To protect cloud drives from accidental or external deletion, you can enable cloud drive locking in Portworx Enterprise. Portworx Enterprise integrates with Azure Resource Manager (ARM) resource locks to secure cloud drives. When you enable cloud drive locking, Portworx Enterprise automatically applies a CanNotDelete lock to each Azure cloud drives that it creates. This lock prevents deletion of the cloud drive while still allowing normal read and update operations.
Lock creation occurs as part of the drive provisioning process. To avoid affecting application availability, drive provisioning continues even if the lock cannot be created. In such cases, Portworx Enterprise generates an alert and later attempts to apply the lock again during reconciliation. If you modify or remove a lock that Portworx Enterprise creates, Portworx reconciles the lock and restores it to its original state.
When you delete a Portworx-managed Azure cloud drive with drive locking enabled, Portworx Enterprise first removes the associated CanNotDelete lock. If Portworx Enterprise successfully removes the lock, the system proceeds with deleting the cloud drive. If the lock cannot be removed, Portworx Enterprise raises an alert and stops the deletion process. This approach ensures consistency between Portworx and Azure. Portworx does not assume that a cloud drive is deleted unless Azure confirms successful lock removal and cloud drive deletion.

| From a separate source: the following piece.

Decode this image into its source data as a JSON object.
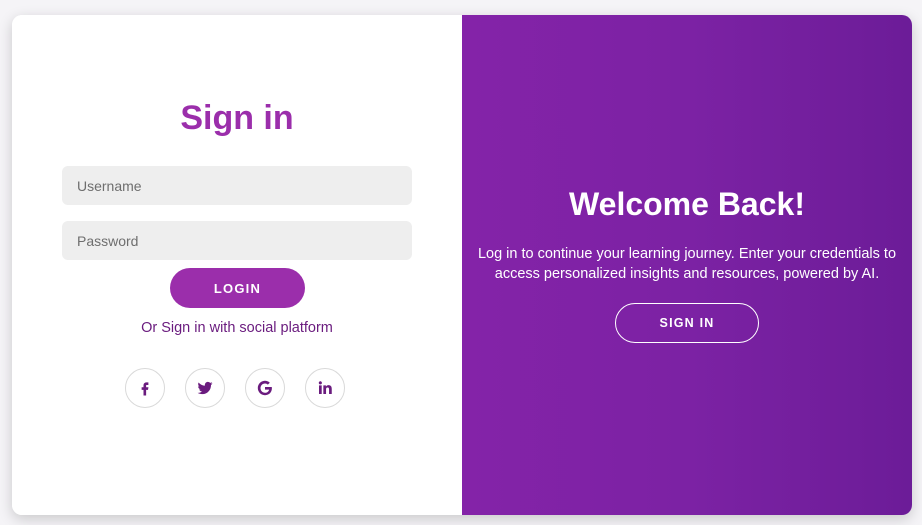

When you uninstall Portworx Enterprise using the Uninstall or UninstallAndWipe strategy, the system removes cloud drive locks to allow administrators to manually clean up the cloud drives. When you uninstall Portworx Enterprise using the UninstallAndDelete strategy, the system removes the cloud drive locks and then deletes the cloud drives to ensure the cleanup operation completes successfully.
Prerequisites
Ensure that your cluster meets the following requirements before you enable cloud drive locking:
-
Have Portworx Enterprise 3.6.0 or later installed.
-
Have either
Microsoft.Authorization/*orMicrosoft.Authorization/locks/*permission.
When you create a custom role during installing Portworx Enterprise on an AKS cluster, add either of these permissions to the custom role. For more information, see Prepare your AKS Cluster.For example, the following role can be created to allow Portworx access to azure locking operations:
az role definition create --role-definition
'{
"Name": "<your-role-name>",
"Description": "",
"AssignableScopes": [
"/subscriptions/<your-subscription-id>"
],
"Actions": [
"Microsoft.ContainerService/managedClusters/agentPools/read",
"Microsoft.Compute/disks/delete",
"Microsoft.Compute/disks/write",
"Microsoft.Compute/disks/read",
"Microsoft.Compute/virtualMachines/write",
"Microsoft.Compute/virtualMachines/read",
"Microsoft.Compute/virtualMachineScaleSets/virtualMachines/write",
"Microsoft.Compute/virtualMachineScaleSets/virtualMachines/read",
"Microsoft.Authorization/locks/*"
],
"NotActions": [],
"DataActions": [],
"NotDataActions": []
}'
Enable Cloud Drives Locking
To enable cloud drive locking:
pxctl cluster options update --cloud-drive-locking=true
When you enable cloud drive locking, Portworx Enterprise locks all existing managed cloud drives and automatically locks newly created cloud drives.
Disable Cloud Drive Locking
To permanently disable cloud drive locking:
pxctl cluster options update --cloud-drive-locking=false
When you disable cloud drive locking, Portworx Enterprise removes locks from all managed cloud drives and stops applying locks to new cloud drives.
Temporarily Disable Cloud Drive Locking
When Azure cloud drives managed by Portworx are protected with CanNotDelete locks, AKS platform upgrades fail with the following error:
Operation status: Failed
Code: ResourceGroupLocked
Message: Preflight validation check for resource(s) for container service failed.
Resource group 'MC_XXXXXX_XXXXXXX_eastus' is locked, please remove lock and retry.
To avoid upgrade failure you can temporarily disable cloud drive locking before performing Kubernetes platform upgrades or node group operations.
To temporarily disable cloud drive locking:
pxctl cluster options update --cloud-drive-locking-disable-for-hours <duration>
Replace <duration> with the number of hours to temporarily disable locking the drives.
You can set the disable duration for a minimum of 1 hour and a maximum of 168 hours (7 days).
When you disable cloud drive locking temporarily, Portworx Enterprise removes locks from all managed cloud drives and stops applying locks to new cloud drives for the specified duration. After the specified duration expires, Portworx Enterprise reapplies locks to all managed cloud drives and resumes locking newly created cloud drives.